There is a lot of confusion about terms such as “White nationalism” and “White supremacy.” Such labels are currently used to put ideologies in a box, and their meanings vary depending on who is using the terms. We’ll come back to this later.
The first was at Central High School in Little Rock which was desegregated by President Eisenhower in 1957. The second was thirty minutes south of Little Rock, AR. Both rallies were similar to recent League events in Selma, AL and Livingston and Newport, TN.
Integration of Central High was forced by the federal government. As can be read in Carlton Putnam’s Race and Reason, the justification for integration is based on a lie, began by politically motivated anthropoligists such as (((Franz Boas))).

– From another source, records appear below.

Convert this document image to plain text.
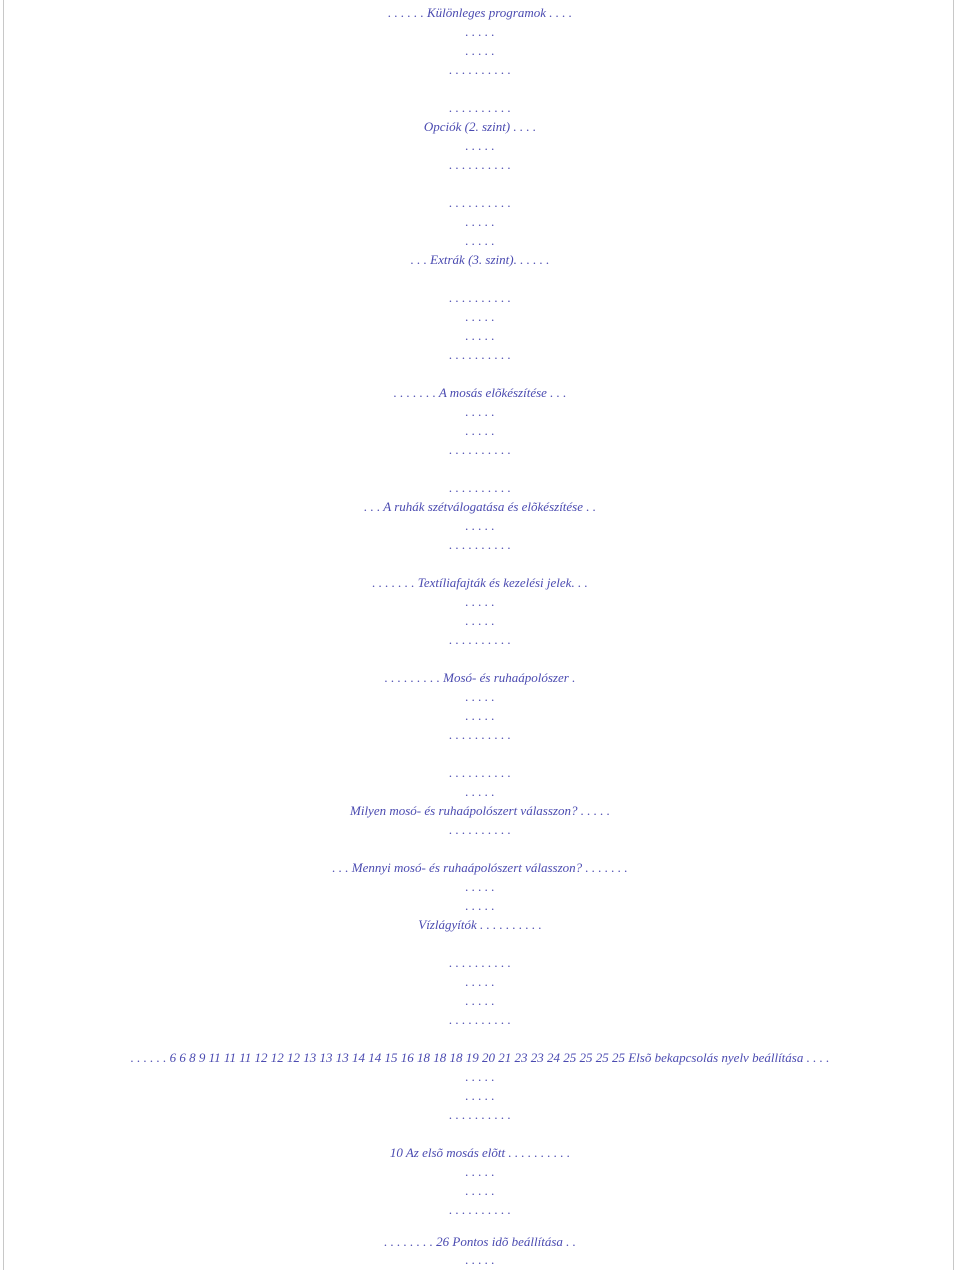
. . . . . . Különleges programok . . . .
. . . . .
. . . . .
. . . . . . . . . .
. . . . . . . . . .
Opciók (2. szint) . . . .
. . . . .
. . . . . . . . . .
. . . . . . . . . .
. . . . .
. . . . .
. . . Extrák (3. szint). . . . . .
. . . . . . . . . .
. . . . .
. . . . .
. . . . . . . . . .
. . . . . . . A mosás elõkészítése . . .
. . . . .
. . . . .
. . . . . . . . . .
. . . . . . . . . .
. . . A ruhák szétválogatása és elõkészítése . .
. . . . .
. . . . . . . . . .
. . . . . . . Textíliafajták és kezelési jelek. . .
. . . . .
. . . . .
. . . . . . . . . .
. . . . . . . . . Mosó- és ruhaápolószer .
. . . . .
. . . . .
. . . . . . . . . .
. . . . . . . . . .
. . . . .
Milyen mosó- és ruhaápolószert válasszon? . . . . .
. . . . . . . . . .
. . . Mennyi mosó- és ruhaápolószert válasszon? . . . . . . .
. . . . .
. . . . .
Vízlágyítók . . . . . . . . . .
. . . . . . . . . .
. . . . .
. . . . .
. . . . . . . . . .
. . . . . . 6 6 8 9 11 11 11 12 12 12 13 13 13 14 14 15 16 18 18 18 19 20 21 23 23 24 25 25 25 25 Elsõ bekapcsolás nyelv beállítása . . . .
. . . . .
. . . . .
. . . . . . . . . .
10 Az elsõ mosás elõtt . . . . . . . . . .
. . . . .
. . . . .
. . . . . . . . . .
. . . . . . . . 26 Pontos idõ beállítása . .
. . . . .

As Hunter Wallace has documented thoroughly on his blog (such as here, here, and here,) in Selma and similar places such as the once thriving Detroit, the practical effects of the political empowerment of Blacks has led to an increase in black crime, causing white flight. White flight in turn took away jobs and further increased black crime.
White supremacy, in its more benevolent form, is not the view that Whites are somehow better than all other races, but the view that in some cases they should rule over other races. This is different from strict White nationalism, which emphasizes one blood on ancestral, historical soil, and the deportation of all others.
The League does not seek to send blacks back to Africa, or to send them to their own separate state, but rather to return to a kind of benevolent White rule (political supremacy) which would return race relations to the Jim Crow South, when black crime was lower, jobs were more plentiful, and Black and White families were stronger, and segregated.